Case Presentation: Leukocytoclastic vasculitis (LCV) is a rare immune complex-mediated vasculitis of the dermal capillaries and venules, classically presenting with palpable purpura. Here, we report a case of LCV presenting with lower extremity rash and proteinuria.A 54-year-old man with a history of gout, eczema, and hyperlipidemia presented with two weeks of swelling and burning rash of the bilateral lower extremities (BLE). Associated symptoms included sore throat, nasal congestion, and epistaxis. He denied fevers, joint pain, or new medications, but did report “bubbly” urine.Vital signs were unremarkable. Physical exam was notable for BLE pitting edema, scattered purpuric papules, and coalescing bullae over the legs, buttocks, and forearms (Figure 1). Laboratory tests revealed a creatinine of 1.57 mg/dL from a normal baseline, urine protein to creatinine ratio of 0.73, and roughly 4g of proteinuria over 24 hours. C-reactive protein was elevated to 19 mg/L. Complete blood count and erythrocyte sedimentation rate were within normal limits and an infectious workup was negative. A renal ultrasound was suggestive of medical renal disease.Although rheumatologic workup was negative for vasculitides, skin biopsy revealed small blood vessel injury with perivascular neutrophilic infiltration, suggestive of LCV (Figure 2). He was started on 60mg prednisone daily for 5 weeks with resolution of skin lesions. His proteinuria was deemed related to LCV and he was started on dapagliflozin and valsartan with outpatient plans for renal biopsy.
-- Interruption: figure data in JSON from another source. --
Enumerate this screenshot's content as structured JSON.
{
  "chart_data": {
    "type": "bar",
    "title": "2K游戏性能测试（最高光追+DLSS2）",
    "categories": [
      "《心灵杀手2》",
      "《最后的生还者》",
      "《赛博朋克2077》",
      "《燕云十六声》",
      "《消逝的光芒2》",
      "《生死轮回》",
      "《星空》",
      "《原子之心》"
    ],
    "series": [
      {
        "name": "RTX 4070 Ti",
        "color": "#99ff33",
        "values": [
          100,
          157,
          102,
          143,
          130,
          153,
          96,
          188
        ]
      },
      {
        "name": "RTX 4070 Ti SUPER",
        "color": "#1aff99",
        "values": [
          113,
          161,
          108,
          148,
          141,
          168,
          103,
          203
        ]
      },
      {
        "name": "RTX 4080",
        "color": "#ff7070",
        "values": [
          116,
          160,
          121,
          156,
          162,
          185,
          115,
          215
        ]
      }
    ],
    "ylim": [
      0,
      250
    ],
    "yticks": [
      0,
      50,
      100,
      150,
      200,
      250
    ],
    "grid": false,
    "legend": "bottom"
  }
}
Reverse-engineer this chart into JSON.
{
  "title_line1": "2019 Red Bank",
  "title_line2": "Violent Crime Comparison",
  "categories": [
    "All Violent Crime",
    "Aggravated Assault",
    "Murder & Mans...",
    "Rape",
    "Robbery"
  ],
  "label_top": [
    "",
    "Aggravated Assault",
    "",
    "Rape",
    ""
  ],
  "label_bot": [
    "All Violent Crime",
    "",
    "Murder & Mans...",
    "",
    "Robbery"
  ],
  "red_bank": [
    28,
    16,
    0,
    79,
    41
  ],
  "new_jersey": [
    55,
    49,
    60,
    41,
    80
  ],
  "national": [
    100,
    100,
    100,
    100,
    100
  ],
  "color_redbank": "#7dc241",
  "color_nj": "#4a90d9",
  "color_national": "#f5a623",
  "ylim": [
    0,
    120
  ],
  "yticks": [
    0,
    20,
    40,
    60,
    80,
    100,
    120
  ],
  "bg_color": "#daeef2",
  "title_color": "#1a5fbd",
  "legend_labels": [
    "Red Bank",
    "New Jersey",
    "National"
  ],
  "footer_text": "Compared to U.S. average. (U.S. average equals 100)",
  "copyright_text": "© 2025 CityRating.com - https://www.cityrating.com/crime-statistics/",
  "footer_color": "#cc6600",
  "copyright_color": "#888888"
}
Discussion: Small vessel vasculitides, like LCV, are caused by neutrophilic infiltration of small vessels causing fibrinoid necrosis.1 LCV is rare and generally idiopathic but can be triggered by infections, medications, connective tissue disorders, and systemic vasculitides. An upper respiratory infection likely triggered this patient’s LCV. Streptococcal infections have frequently been linked with LCV.2 This patient had a classic presentation of LCV with pruritic purpura of the BLE; however, he had unique manifestations of AKI and proteinuria, which have been reported in 14% and 38% of cases, respectively.3 A thorough clinical exam is necessary as skin lesions above the waist are associated with renal involvement, as seen in this case.4 The gold standard for diagnosis of LCV is biopsy with direct immunofluorescence. Systemic symptoms prompt evaluation of secondary causes such as IgA nephropathy, ANCA-associated vasculitis or cryoglobulinemia.5 LCV can self-resolve in weeks to months in about 90% of cases, but high dose steroids are indicated if systemic involvement is present.3
Conclusions: This case underscores the diagnostic challenge of LCV presenting with systemic involvement, which can mimic more severe vasculitides such as ANCA-associated vasculitis. A methodical approach to the differential diagnosis of rash with systemic symptoms, guided by clinical and histopathologic findings, is essential. Assessment for systemic involvement should be pursued to assess need for more aggressive treatment.